La collision des Broncos a coûté la vie à 16 personnes et en a blessé 13 autres.

Des inconnues

La GRC s’est faite avare de détails sur les éléments de preuves en sa possession. Plusieurs questions restent donc sans réponse pour l'instant, notamment la vitesse, les conditions routières et les conditions climatiques.

La GRC a déposé les 29 chefs accusations au terme d'une grande enquête qui a duré trois mois et qui s'appuie notamment sur 6000 photos, 60 entrevues, une analyse du carnet de bord de Jaskirat Singh Sidhu et une reconstruction de la scène de la collision.

L’entreprise de transport albertaine Adesh Deol Trucking Limited, pour laquelle Jaskirat Sidhu travaillait, ne fait face à aucune accusation pour le moment.

La question du moment d'inattention

Sur la question de l’écart marqué, des juristes citent souvent le jugement de la Cour suprême de 2008 sur le cas de Justin Ronald Beatty.

L’accusé a été inculpé de trois chefs de conduite dangereuse d’un véhicule à moteur ayant causé la mort.

L’accident à l’origine de ces accusations est survenu quand la camionnette de l’accusé a, sans raison apparente, traversé soudainement la ligne médiane pour se retrouver dans la voie d’une voiture circulant en sens inverse. Les trois occupants de la voiture ont été tués dans la collision.

La Cour suprême a déterminé unanimement que le fait que M. Beatty a eu une inattention momentanée ne constitue pas un écart marqué.

L’avocat-criminaliste saskatchewanais Brian Pfefferle rappelle que le cas Beatty a démontré que la Couronne doit prouver que l'accusé a conduit un véhicule à moteur de manière dangereuse et que cette conduite constitue un départ marqué des standards de conduite d'une personne raisonnable dans les mêmes circonstances.

Or, le plus haut tribunal du pays a tranché que Justin Ronald Beatty avait conduit son véhicule de manière dangereuse, mais qu'il ne s'agissait pas d'un écart marqué.

Peine potentielle

S’il est reconnu coupable, Jaskirat Sigh Sidhu passera plusieurs années en prison.

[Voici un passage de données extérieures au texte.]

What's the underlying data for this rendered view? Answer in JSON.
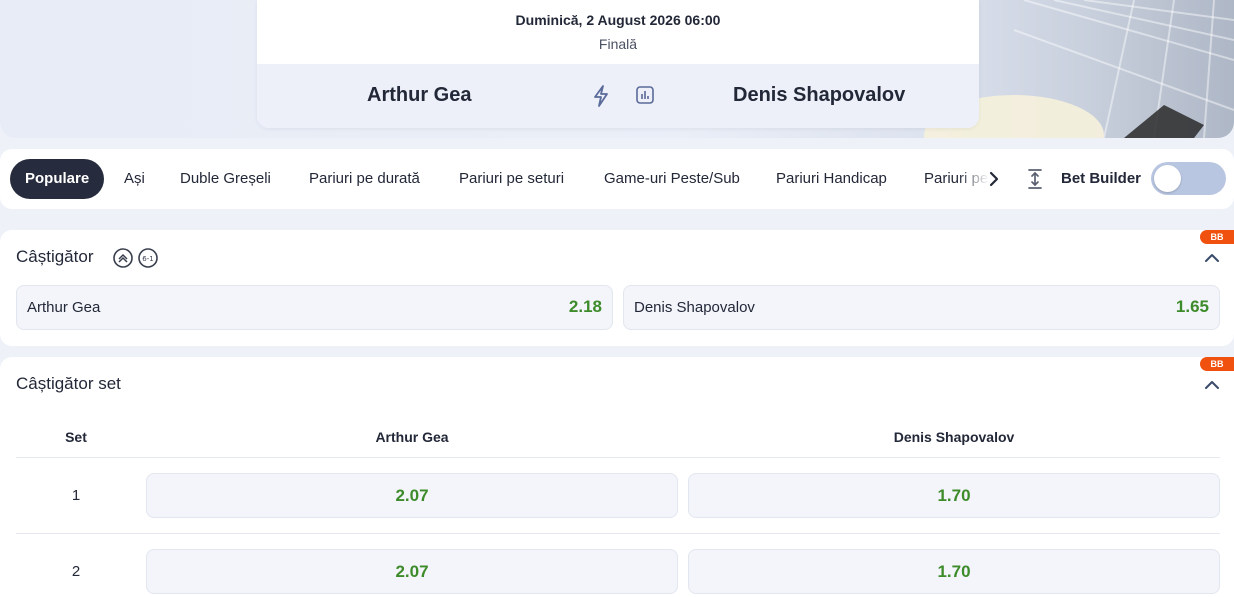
{
  "match": {
    "date": "Duminică, 2 August 2026 06:00",
    "status": "Finală",
    "home_team": "Arthur Gea",
    "away_team": "Denis Shapovalov"
  },
  "tabs": [
    {
      "label": "Populare",
      "active": true
    },
    {
      "label": "Ași"
    },
    {
      "label": "Duble Greșeli"
    },
    {
      "label": "Pariuri pe durată"
    },
    {
      "label": "Pariuri pe seturi"
    },
    {
      "label": "Game-uri Peste/Sub"
    },
    {
      "label": "Pariuri Handicap"
    },
    {
      "label": "Pariuri pe seturi exacte"
    }
  ],
  "bet_builder": {
    "label": "Bet Builder",
    "enabled": false
  },
  "markets": {
    "winner": {
      "title": "Câștigător",
      "badge": "BB",
      "outcomes": [
        {
          "name": "Arthur Gea",
          "odd": "2.18"
        },
        {
          "name": "Denis Shapovalov",
          "odd": "1.65"
        }
      ]
    },
    "set_winner": {
      "title": "Câștigător set",
      "badge": "BB",
      "columns": {
        "set": "Set",
        "home": "Arthur Gea",
        "away": "Denis Shapovalov"
      },
      "rows": [
        {
          "set": "1",
          "home": "2.07",
          "away": "1.70"
        },
        {
          "set": "2",
          "home": "2.07",
          "away": "1.70"
        }
      ]
    }
  },
  "colors": {
    "accent": "#262b3d",
    "odds": "#3d8b2a",
    "badge": "#f0510f",
    "toggle": "#b9c6e2"
  }
}
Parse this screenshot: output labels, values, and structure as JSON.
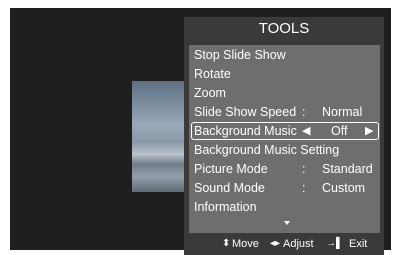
{
  "menu": {
    "title": "TOOLS",
    "items": [
      {
        "label": "Stop Slide Show"
      },
      {
        "label": "Rotate"
      },
      {
        "label": "Zoom"
      },
      {
        "label": "Slide Show Speed",
        "colon": ":",
        "value": "Normal"
      },
      {
        "label": "Background Music",
        "value": "Off",
        "selected": true
      },
      {
        "label": "Background Music Setting"
      },
      {
        "label": "Picture Mode",
        "colon": ":",
        "value": "Standard"
      },
      {
        "label": "Sound Mode",
        "colon": ":",
        "value": "Custom"
      },
      {
        "label": "Information"
      }
    ]
  },
  "footer": {
    "move_label": "Move",
    "adjust_label": "Adjust",
    "exit_label": "Exit"
  },
  "colors": {
    "panel": "#3a3a3a",
    "list": "#6e6e6e",
    "screen": "#1f1f1f"
  }
}
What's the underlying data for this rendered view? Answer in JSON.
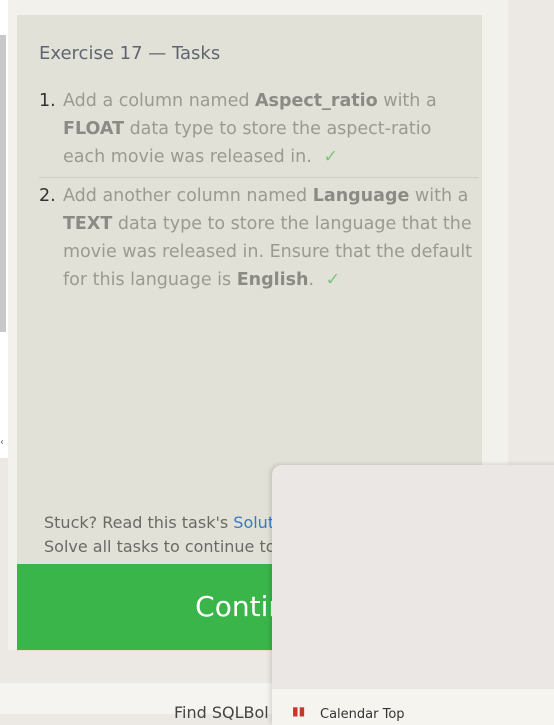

En vertu du Code criminel canadien, M. Sidhu fait face à une peine maximale de 14 ans en cas de condamnation pour conduite dangereuse d'un véhicule à moteur ayant causé la mort. Dans un cas de conduite dangereuse d'un véhicule à moteur ayant causé des lésions corporelles, la peine maximale est de 10 ans.

Les standards demeurent

Le propriétaire de l’entreprise de transport, Sukhmander Singh, a confirmé quelques jours après la tragédie que son employé avait reçu une formation de deux semaines avant d’être autorisé à prendre la route.

Jennifer Quaid note que, légalement, les conducteurs de véhicules commerciaux sont tenus aux mêmes règles que le conducteur typique dans la détermination de « l’écart marqué ».

« Toute personne accusée de conduite dangereuse est comparée au conducteur prudent typique. Il y a une question ouverte qui se pose. Lorsqu’une personne a comme métier de conduire, ne devrait-elle pas être tenue à une norme plus élevée? Pour l’instant, ce n’est pas l’état du droit au Canada », affirme-t-elle.

Elle indique que le procès de Jaskirat Singh Sidhu pourrait remettre cette question à l’ordre du jour.